The theory Schroeder and other religious scientists purport describes God creating the universe through the Big Bang, with all matter and all formations being connected to His hands. However, if neutrino mass prophecizes contraction, which eventually produces implosion, and implosion causes an explosion which creates the universe again, then our universe will be destroyed and recreated infinitely. In fact, our universe might not be the first of its kind. Can our universe, then, still be the work of God? Did He "in the beginning" create the world simply to destroy it? Is this even the world which He created, or is our inability to measure time before the Big Bang precluding us from understanding the nature of this universe’s relative place in the space-time dis-continuum ?

Experiments with the Hubble Space Telescope are presently seeking to directly measure the expansion rate of our universe to determine whether it is open or closed. Some evidence for a positive cosmological constant, which claims that expansion actually accelerates with time due to developing repulsive forces, obviates the need for neutrinos to create a closed universe. On the other hand, neutrino mass helps to explain why stars orbit galaxies so quickly and why galaxy clusters orbit around the center of mass at such a rapid speed. The neutrino mass evidence fits well into certain cosmological schema, but defies others, necessitating the need for further research.
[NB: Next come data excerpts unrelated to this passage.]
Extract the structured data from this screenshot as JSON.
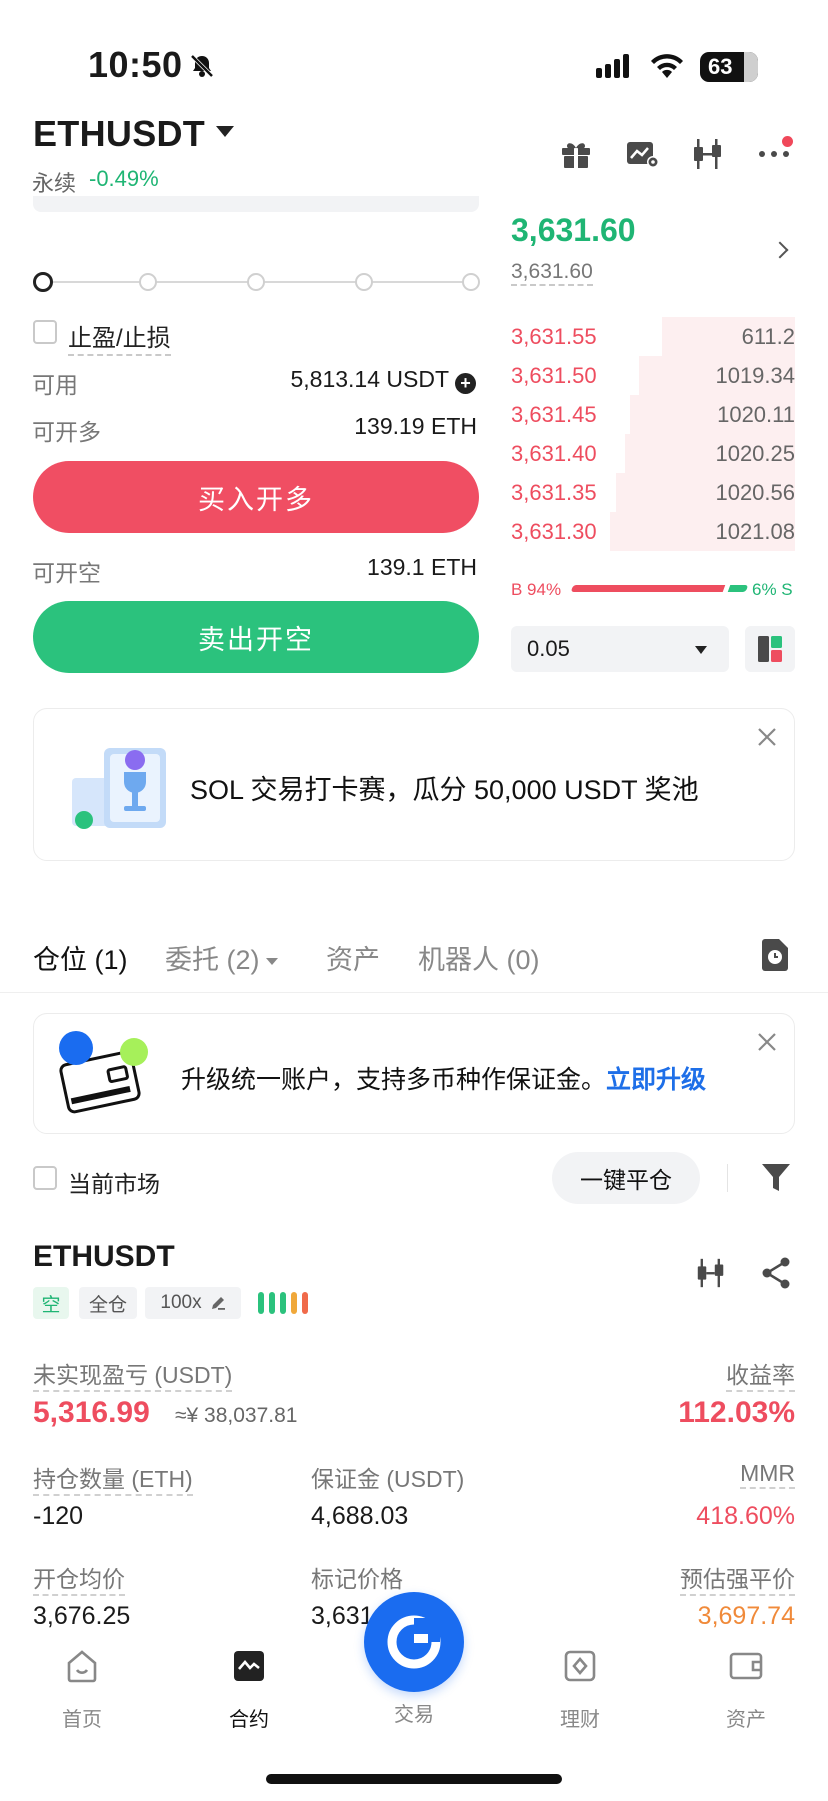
{
  "status_bar": {
    "time": "10:50",
    "battery": "63"
  },
  "header": {
    "pair": "ETHUSDT",
    "contract_type": "永续",
    "change": "-0.49%",
    "icons": [
      "gift-icon",
      "chart-settings-icon",
      "candlestick-icon",
      "more-icon"
    ]
  },
  "order_form": {
    "tp_sl_label": "止盈/止损",
    "available_label": "可用",
    "available_value": "5,813.14 USDT",
    "can_open_long_label": "可开多",
    "can_open_long_value": "139.19 ETH",
    "buy_button": "买入开多",
    "can_open_short_label": "可开空",
    "can_open_short_value": "139.1 ETH",
    "sell_button": "卖出开空"
  },
  "order_book": {
    "last_price": "3,631.60",
    "mark_price": "3,631.60",
    "asks": [
      {
        "price": "3,631.55",
        "qty": "611.2",
        "depth": 0.47
      },
      {
        "price": "3,631.50",
        "qty": "1019.34",
        "depth": 0.55
      },
      {
        "price": "3,631.45",
        "qty": "1020.11",
        "depth": 0.58
      },
      {
        "price": "3,631.40",
        "qty": "1020.25",
        "depth": 0.6
      },
      {
        "price": "3,631.35",
        "qty": "1020.56",
        "depth": 0.63
      },
      {
        "price": "3,631.30",
        "qty": "1021.08",
        "depth": 0.65
      }
    ],
    "buy_ratio": "B 94%",
    "sell_ratio": "6% S",
    "precision": "0.05"
  },
  "banner": {
    "text": "SOL 交易打卡赛，瓜分 50,000 USDT 奖池"
  },
  "tabs": [
    {
      "label": "仓位 (1)"
    },
    {
      "label": "委托 (2)"
    },
    {
      "label": "资产"
    },
    {
      "label": "机器人 (0)"
    }
  ],
  "upgrade": {
    "text": "升级统一账户，支持多币种作保证金。",
    "link": "立即升级"
  },
  "filters": {
    "current_market": "当前市场",
    "close_all": "一键平仓"
  },
  "position": {
    "pair": "ETHUSDT",
    "side": "空",
    "margin_mode": "全仓",
    "leverage": "100x",
    "unrealized_pnl_label": "未实现盈亏 (USDT)",
    "unrealized_pnl": "5,316.99",
    "unrealized_pnl_cny": "≈¥ 38,037.81",
    "roe_label": "收益率",
    "roe": "112.03%",
    "size_label": "持仓数量 (ETH)",
    "size": "-120",
    "margin_label": "保证金 (USDT)",
    "margin": "4,688.03",
    "mmr_label": "MMR",
    "mmr": "418.60%",
    "entry_label": "开仓均价",
    "entry": "3,676.25",
    "mark_label": "标记价格",
    "mark": "3,631",
    "liq_label": "预估强平价",
    "liq": "3,697.74",
    "risk_colors": [
      "#2bc27d",
      "#2bc27d",
      "#2bc27d",
      "#f0a83a",
      "#f06a4a"
    ]
  },
  "bottom_nav": [
    {
      "label": "首页"
    },
    {
      "label": "合约"
    },
    {
      "label": "交易"
    },
    {
      "label": "理财"
    },
    {
      "label": "资产"
    }
  ]
}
With a discovery as profound as neutrino mass, all former theories must be reconsidered. Physics textbooks and theses on biblical philosophy alike must be reexamined, recalculated, and rewritten. Hawking and Schroeder must make the revisions to their respective books, and the world must anxiously await the answer the Hubble Telescope will reveal. "In the beginning, God created the heavens and the earth…." And in the end, perhaps we will understand something of its nature and its complexities.